At the end of November copper hit an 18-month high on the back of optimism about the possible impact of president-elect Donald Trump’s $500 billion-plus infrastructure plan on the metal, widely used in construction, manufacturing transportation and power industries.
The price has since come off the boil, official customs data from China, responsible for some 45% of global consumption of the red metal, released overnight is helping the metal attempt these height again.
Copper futures trading on New York Comex added a couple of pennies trading near its day high of $2.6915 per pound ($5,934 a tonne) in lunchtime dealings.
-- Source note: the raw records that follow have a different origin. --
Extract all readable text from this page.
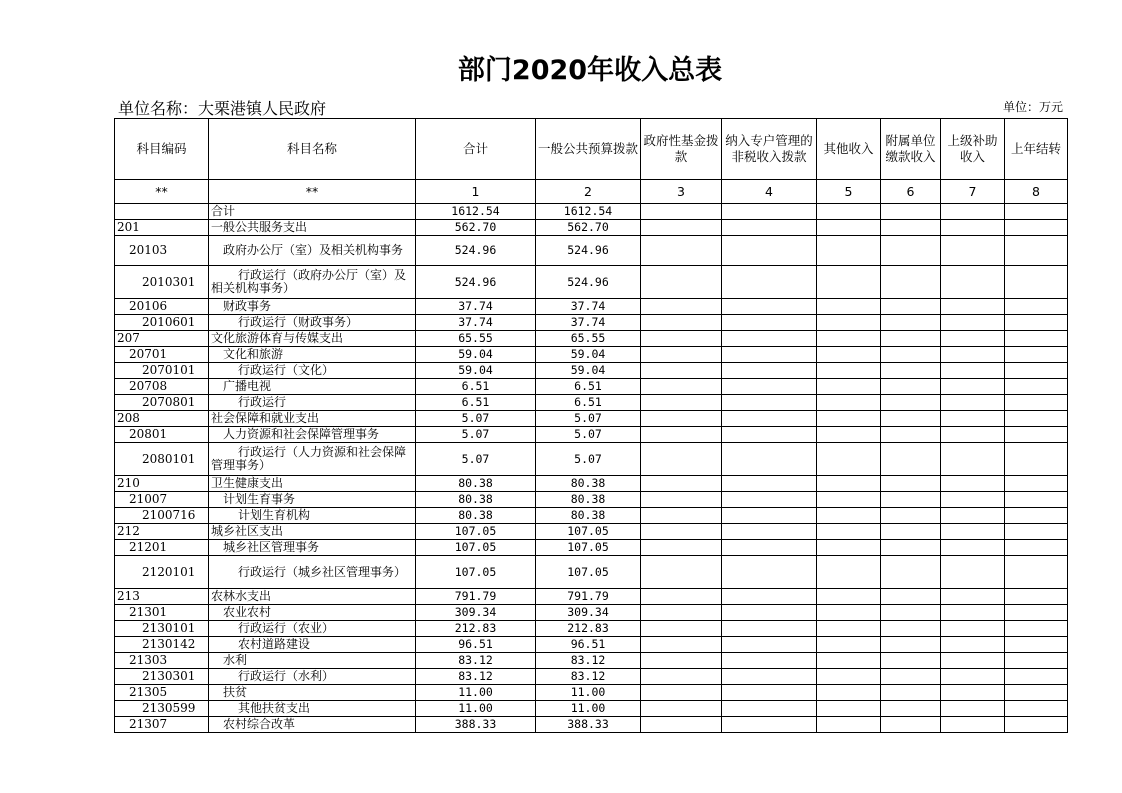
部门2020年收入总表
单位名称：大栗港镇人民政府	单位：万元
科目编码	科目名称	合计	一般公共预算拨款	政府性基金拨款	纳入专户管理的非税收入拨款	其他收入	附属单位缴款收入	上级补助收入	上年结转
**	**	1	2	3	4	5	6	7	8
	合计	1612.54	1612.54						
201	一般公共服务支出	562.70	562.70						
20103	政府办公厅（室）及相关机构事务	524.96	524.96						
2010301	行政运行（政府办公厅（室）及相关机构事务）	524.96	524.96						
20106	财政事务	37.74	37.74						
2010601	行政运行（财政事务）	37.74	37.74						
207	文化旅游体育与传媒支出	65.55	65.55						
20701	文化和旅游	59.04	59.04						
2070101	行政运行（文化）	59.04	59.04						
20708	广播电视	6.51	6.51						
2070801	行政运行	6.51	6.51						
208	社会保障和就业支出	5.07	5.07						
20801	人力资源和社会保障管理事务	5.07	5.07						
2080101	行政运行（人力资源和社会保障管理事务）	5.07	5.07						
210	卫生健康支出	80.38	80.38						
21007	计划生育事务	80.38	80.38						
2100716	计划生育机构	80.38	80.38						
212	城乡社区支出	107.05	107.05						
21201	城乡社区管理事务	107.05	107.05						
2120101	行政运行（城乡社区管理事务）	107.05	107.05						
213	农林水支出	791.79	791.79						
21301	农业农村	309.34	309.34						
2130101	行政运行（农业）	212.83	212.83						
2130142	农村道路建设	96.51	96.51						
21303	水利	83.12	83.12						
2130301	行政运行（水利）	83.12	83.12						
21305	扶贫	11.00	11.00						
2130599	其他扶贫支出	11.00	11.00						
21307	农村综合改革	388.33	388.33						
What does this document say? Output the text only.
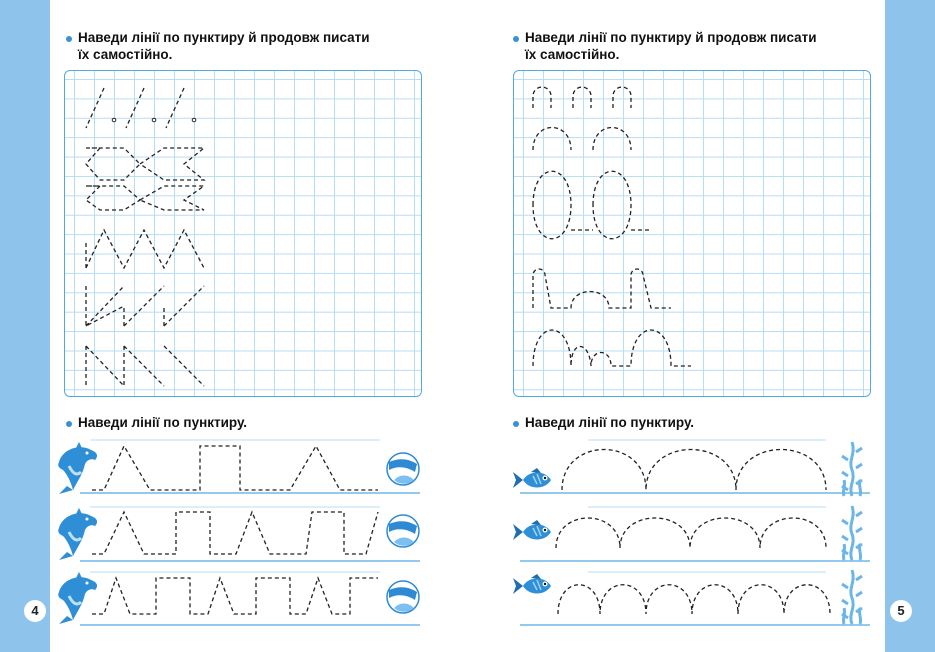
4	5
Наведи лінії по пунктиру й продовж писати
їх самостійно.
Наведи лінії по пунктиру.
Наведи лінії по пунктиру й продовж писати
їх самостійно.
Наведи лінії по пунктиру.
Copper is up 5.7% this week to a one-month high.
China’s refined copper imports surged nearly 30% to 490,000 tonnes in December compared to November, boosting imports for 2016 to a new record of 4.95 million tonnes, up just under 3% compared to the 2015 total.
Concentrate imports soared in 2016, with volumes gaining 28% year on year hitting an all-time high of 16.96 million tonnes for the year. December imports declined only 5% from the monthly record of 1.76 million tonnes in November.
Chinese imports compare to global mined production of an estimated 20.4 million tonnes per year.
After underperforming other metals and steelmaking raw materials for the better part of 2016, copper has been playing catch-up and is now up 40% from six-year lows hit mid-January last year.